Regardez d’abord autour de vous
À remarquer
- Coupoles de fer et de verre
- Étals de marché
- Pavillon aux poissons
- Panneaux de céramique de la façade
L’histoire du lieu
Sous les coupoles de fer et de verre se trouvent des boutiques indépendantes de légumes, de viande, de charcuterie et de poisson ; un pavillon particulier est aménagé ici pour le poisson. Auparavant, des rangées de marché à ciel ouvert occupaient la place, puis les acheteurs se retrouvèrent à l’étroit dans le Nouveau Marché. Le bâtiment actuel ouvrit le vingt-trois janvier mille neuf cent vingt-huit. Les achats de plusieurs boutiques peuvent désormais être réunis en une seule commande, expédiés dans un véhicule réfrigéré ou laissés dans une chambre froide sous le marché.
Le principal dispositif du Marché central de Valence est caché derrière les étals. Le bâtiment appartient à la ville, mais les commerçants eux-mêmes gèrent les affaires quotidiennes : ils embauchent les agents de sécurité et les agents d’entretien, entretiennent les locaux et organisent les livraisons. Cette organisation est née lorsque les vendeurs ont compris qu’ils pouvaient perdre leurs clients avec leurs revenus.

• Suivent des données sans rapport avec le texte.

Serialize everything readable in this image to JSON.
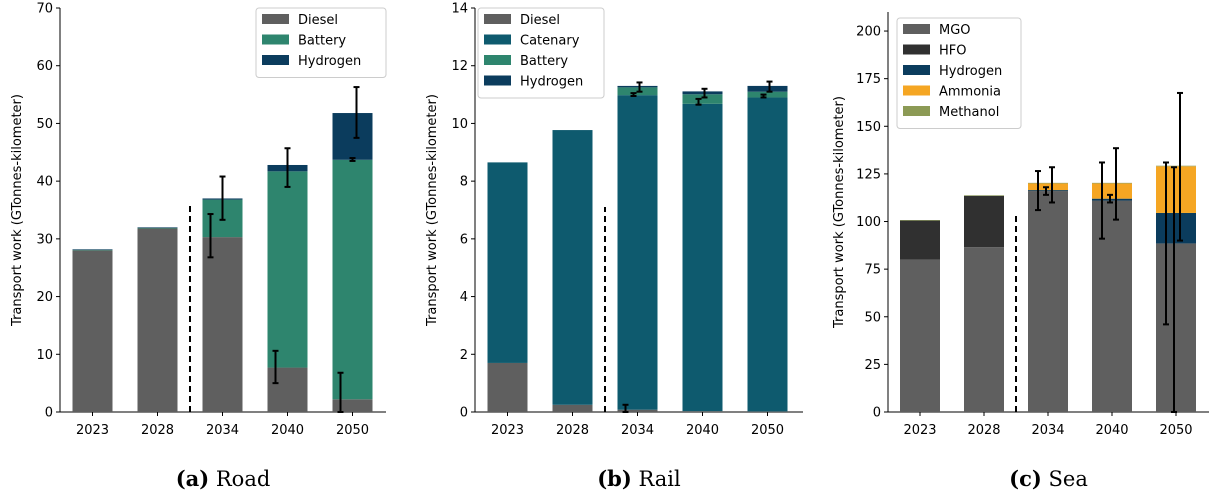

Au milieu des années mille neuf cent quatre-vingt, les habitants achetaient de plus en plus leurs produits dans les supermarchés et les hypermarchés. Les ventes sous les coupoles du marché baissaient, tandis que l’ancienne gestion restait inchangée depuis des années. Vicenta Lloris Vicaria, vendeuse de charcuterie de trente-cinq ans et nouvelle présidente de l’association des commerçants, réclamait l’autogestion. Elle poursuivait l’activité familiale et vivait du commerce même qu’elle s’apprêtait à transformer : une erreur aurait aussi frappé son propre étal de charcuterie.
Le douze novembre mille neuf cent quatre-vingt-six, les commerçants votèrent. Sur quatre cent quinze participants, trois cent soixante-neuf soutinrent l’accord. La municipalité conservait le bâtiment, le droit de répartir les emplacements commerciaux et le contrôle, mais les dépenses et les décisions quotidiennes passaient à l’association des commerçants. À partir du premier janvier mille neuf cent quatre-vingt-sept, ils répondaient eux-mêmes de l’état dans lequel le marché ouvrirait le matin et de ce qui arriverait à un achat après le règlement à l’étal.
L’association instaura d’abord un nettoyage permanent, une sécurité de jour et des gardiens de nuit. Puis vinrent le paiement par carte, la livraison et une chambre froide de consigne. En octobre mille neuf cent quatre-vingt-seize, les commerçants lancèrent la vente sur Internet avec livraison à domicile : à l’époque, ce système comptait parmi les premiers des marchés espagnols. Deux ans plus tard, le Marché central de Valence reçut un prix national pour l’organisation du commerce, et ce fut Lloris, qui achevait douze années de présidence, qui le reçut.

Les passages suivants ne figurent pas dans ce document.